If you exercise regularly, you have almost certainly get sick during your workout. You may have become anxious for a moment but remember that this is not an unusual phenomenon and can be prevented. Nausea and even vomiting are most commonly occur during high-intensity training.
There are several factors that cause this phenomenon. First, too much food or fluid in the stomach, or even an empty stomach. As the size of the stomach is limited and its emptying during training is slower, it is recommended that you do not go to training with a full stomach. A lighter meal is recommended to be eaten two hours before training. If you drank too much water before your workout, this is also not a smart move for you. The stomach contains a certain amount of acid that breaks down food when we eat it, and if there is too much water in it, then the acid will actually float above the water and this will complicate the whole process of breaking down food.
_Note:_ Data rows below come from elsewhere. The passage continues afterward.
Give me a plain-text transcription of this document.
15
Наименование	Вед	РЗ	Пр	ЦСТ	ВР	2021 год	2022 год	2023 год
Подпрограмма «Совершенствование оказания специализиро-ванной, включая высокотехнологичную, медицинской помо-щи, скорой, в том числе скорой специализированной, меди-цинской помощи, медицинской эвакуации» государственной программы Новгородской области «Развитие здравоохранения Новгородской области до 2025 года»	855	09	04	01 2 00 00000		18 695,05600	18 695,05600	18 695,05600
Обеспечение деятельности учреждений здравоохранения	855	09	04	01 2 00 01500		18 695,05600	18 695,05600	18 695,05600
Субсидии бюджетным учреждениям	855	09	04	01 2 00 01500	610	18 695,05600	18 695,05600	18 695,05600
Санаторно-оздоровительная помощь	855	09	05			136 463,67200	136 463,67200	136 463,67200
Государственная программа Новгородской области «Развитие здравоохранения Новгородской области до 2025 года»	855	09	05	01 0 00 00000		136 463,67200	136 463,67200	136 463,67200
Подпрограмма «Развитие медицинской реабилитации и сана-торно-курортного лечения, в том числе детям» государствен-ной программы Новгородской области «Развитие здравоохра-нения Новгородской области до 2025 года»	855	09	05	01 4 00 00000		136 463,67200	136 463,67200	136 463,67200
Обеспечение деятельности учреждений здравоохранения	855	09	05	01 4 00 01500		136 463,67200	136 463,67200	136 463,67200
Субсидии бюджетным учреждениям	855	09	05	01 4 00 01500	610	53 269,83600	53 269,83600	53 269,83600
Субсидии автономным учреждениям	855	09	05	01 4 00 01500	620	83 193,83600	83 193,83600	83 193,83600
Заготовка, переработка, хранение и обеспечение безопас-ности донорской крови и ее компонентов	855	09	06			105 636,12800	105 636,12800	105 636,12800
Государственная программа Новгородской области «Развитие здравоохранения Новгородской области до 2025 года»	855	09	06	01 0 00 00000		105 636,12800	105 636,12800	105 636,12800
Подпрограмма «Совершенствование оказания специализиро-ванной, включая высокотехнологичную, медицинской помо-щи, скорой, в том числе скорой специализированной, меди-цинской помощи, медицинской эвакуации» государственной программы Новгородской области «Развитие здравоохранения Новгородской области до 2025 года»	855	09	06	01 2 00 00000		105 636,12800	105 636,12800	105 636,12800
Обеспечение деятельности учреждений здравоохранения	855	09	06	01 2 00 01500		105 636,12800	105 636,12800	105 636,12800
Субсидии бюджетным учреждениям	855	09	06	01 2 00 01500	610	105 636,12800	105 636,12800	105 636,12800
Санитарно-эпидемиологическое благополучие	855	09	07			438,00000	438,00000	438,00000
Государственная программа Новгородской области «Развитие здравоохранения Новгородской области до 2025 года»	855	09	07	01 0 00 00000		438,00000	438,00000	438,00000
However, food is not the only problem. High heart rate and irregular breathing can also lead to nausea. If we run continuously, it will definitely lead to a faster heart rate and high blood pressure, in addition to leading to a feeling of stomach pain. Even due to improper performance of exercises, we can regret that we came to training, which is not our goal, right? Excessive flexion during a fast heartbeat or inhalation can cause the muscles that close the upper stomach to move, causing severe pain. Another thing you need to pay attention to is the intensity of your workout, which should not be too fast. Because speed, improper exercise, and poor breathing all contribute to malaise or nausea.
What can we do to prevent nausea?
Fluid is essential during training, but proper intake must be ensured. Enjoy as much water as your body needs. Take small sips during your workout and keep the amount to a minimum. Avoid fizzy drinks. Also, get rid of fatty foods before your workout, as it takes twice as long to break down as protein and carbohydrates, so digestion will slow down. In order to maintain a continuous heartbeat, breaks should be taken between exercises. After a strenuous set of squats or similar complex exercises, for example, a 2-minute break is perfectly acceptable.
If you’ve had such an experience before and are afraid of it happening again, it’s good advice to eat a banana or a tablespoon of peanut butter an hour before your workout, as both foods will give you the energy you need and won’t burden your stomach. Drink a little water every fifteen minutes, but be careful not to overdo it! Drink in sips until the body calms down at the end of the exercise.